The combination dosage form proposed by the application should provide sustained relief when it is the only analgesic used and is administered no more than three times in a 24 hour period. The formulation should be such that a patient with reasonable mobility is able to self-administer the drug (eg oral dosage form).
The application should propose late-stage drug development-oriented studies that significantly drive the project towards an ultimate aim of a New Drug Application [505(b)(1or2)] or Abbreviated New Drug Application [505(j)] for the treatment of a long-term pain condition.
Studies planned for Phase1 of the project should focus on issues that concern feasibility of the project. The exact nature of such studies will differ depending on the proposed drug combination project.
Studies that might be appropriate for Phase1 STTR applications include, but are not limited to:
- Development of a formulation that safely delivers the desired amount of both agents over an appropriate dosing interval.
- Preclinical studies demonstrating additive or synergistic analgesia with the opioid-adjuvant combination.

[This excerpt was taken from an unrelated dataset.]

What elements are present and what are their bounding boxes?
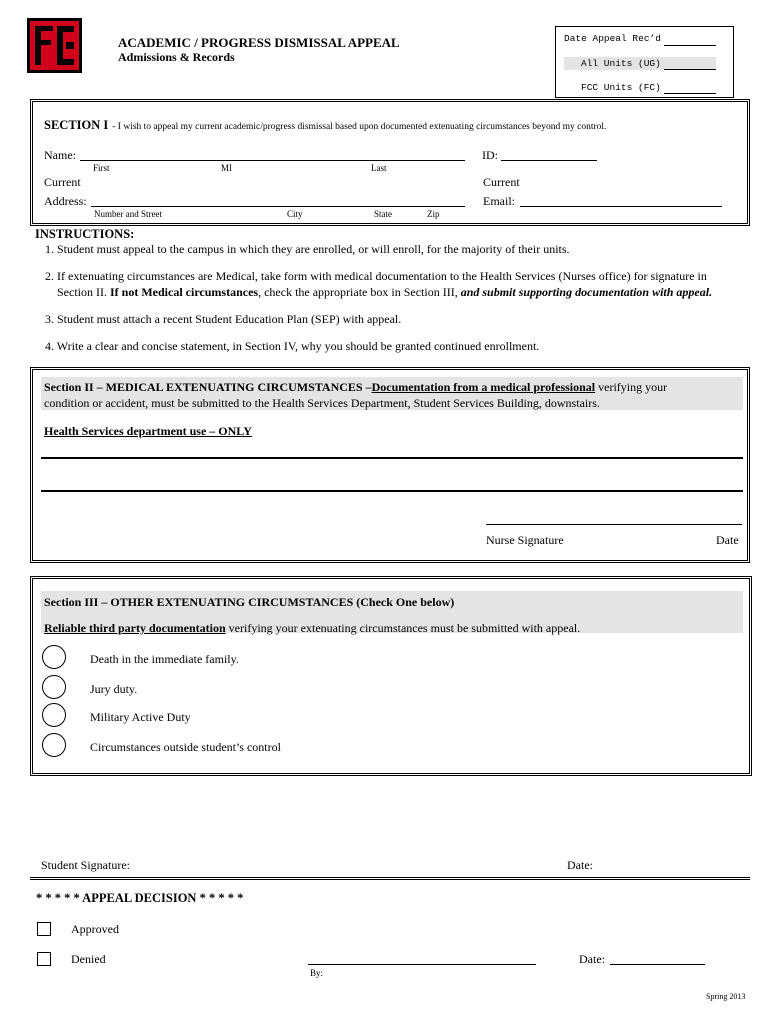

- Studies to provide data for an Investigational New Drug (IND) submission such as short term stability studies,
- Pre-IND consultations with an FDA project management group and development of the IND documentation.
Examples of projects appropriate for the Phase2 of an STTR award might include:
- Pharmacokinetic absorption and disposition studies to demonstrate the bioequivalence between approved dosage forms and the proposed product
- Proof of concept clinical studies. Appropriate outcome measures might aim to detect and distinguish value added by an opioid adjunctive therapy, whether due to improved analgesia or reduced required opioid dosage.